14 May 2013
Recently I’ve been working on a library that would allow direct CRUD operations of any object to the database. The library would detect the types and values of the properties of the classes involved then create Insert, Update, GetAll, and GetById procedures depending on what they find.
It was working great and I was happy with the result. However when I showed it to a friend he pointed out that there might be security concern for building such queries. I researched about it a little and I found he was correct: my code was vulnerable to SQL injection attacks.
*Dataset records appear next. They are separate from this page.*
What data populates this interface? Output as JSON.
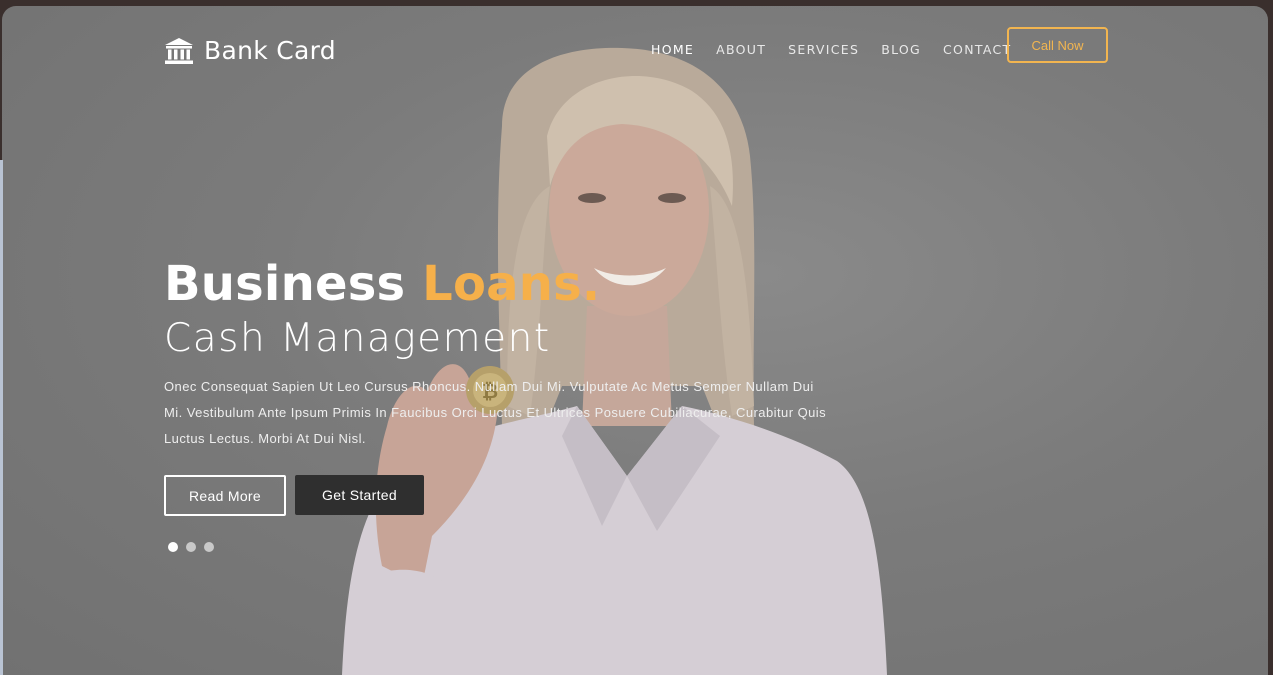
{
  "brand": {
    "name": "Bank Card",
    "icon": "bank-icon"
  },
  "nav": {
    "items": [
      {
        "label": "HOME",
        "active": true
      },
      {
        "label": "ABOUT",
        "active": false
      },
      {
        "label": "SERVICES",
        "active": false
      },
      {
        "label": "BLOG",
        "active": false
      },
      {
        "label": "CONTACT",
        "active": false
      }
    ],
    "cta_label": "Call Now"
  },
  "hero": {
    "title_main": "Business",
    "title_accent": "Loans.",
    "subtitle": "Cash Management",
    "description": "Onec Consequat Sapien Ut Leo Cursus Rhoncus. Nullam Dui Mi. Vulputate Ac Metus Semper Nullam Dui Mi. Vestibulum Ante Ipsum Primis In Faucibus Orci Luctus Et Ultrices Posuere Cubiliacurae, Curabitur Quis Luctus Lectus. Morbi At Dui Nisl.",
    "read_more_label": "Read More",
    "get_started_label": "Get Started"
  },
  "slider": {
    "dot_count": 3,
    "active_index": 0
  },
  "colors": {
    "accent": "#f6b04a",
    "overlay": "#7b7b7b",
    "dark_button": "#2f2f2f"
  }
}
A SQL injection attack is an attempt to pass customized queries to the database through exposed fields, such as textboxes. For example, consider the following code that forms part of a query template:
string query = "INSERT INTO Employees ( Name ) VALUES ( " + txtName.Text + " )";
It’s a simple query that inserts into a single column of a table, with the input coming from a textbox.
Now imagine that the user inputs the following into the textbox:
'' ) DELETE FROM Employees --
The resulting query would now look like this:
INSERT INTO Employees ( Name ) VALUES ( '' ) DELETE FROM Employees -- )
You can see that instead of inserting into the table, the query now deletes the entire table! This is very, very bad. Aside from this kind of attack (deleting), an attacker can also cause other sorts of trouble such as inserting malicious information or retrieving sensitive data.
The most common ways to prevent SQL injection attacks are using stored procedures and using parameterized queries.
Using stored procedures forces you to use parameters. These parameters can be checked for malicious script, either in the procedure itself or by the framework. The principle is the same for using parameterized queries: the value gets wrapped in a SqlParameter object and can be cleansed for malicious scripts.
Here is a parameterized version of the query above:
string query = "INSERT INTO Employees ( Name ) VALUES ( @Name )"; SqlCommand cmd = new SqlCommand(query, connection); // 'connection' is an open connection cmd.Parameters.AddWithValue("@Name", txtName.Text);
Using such parameterized queries or stored procedures will definitely make your application more secure.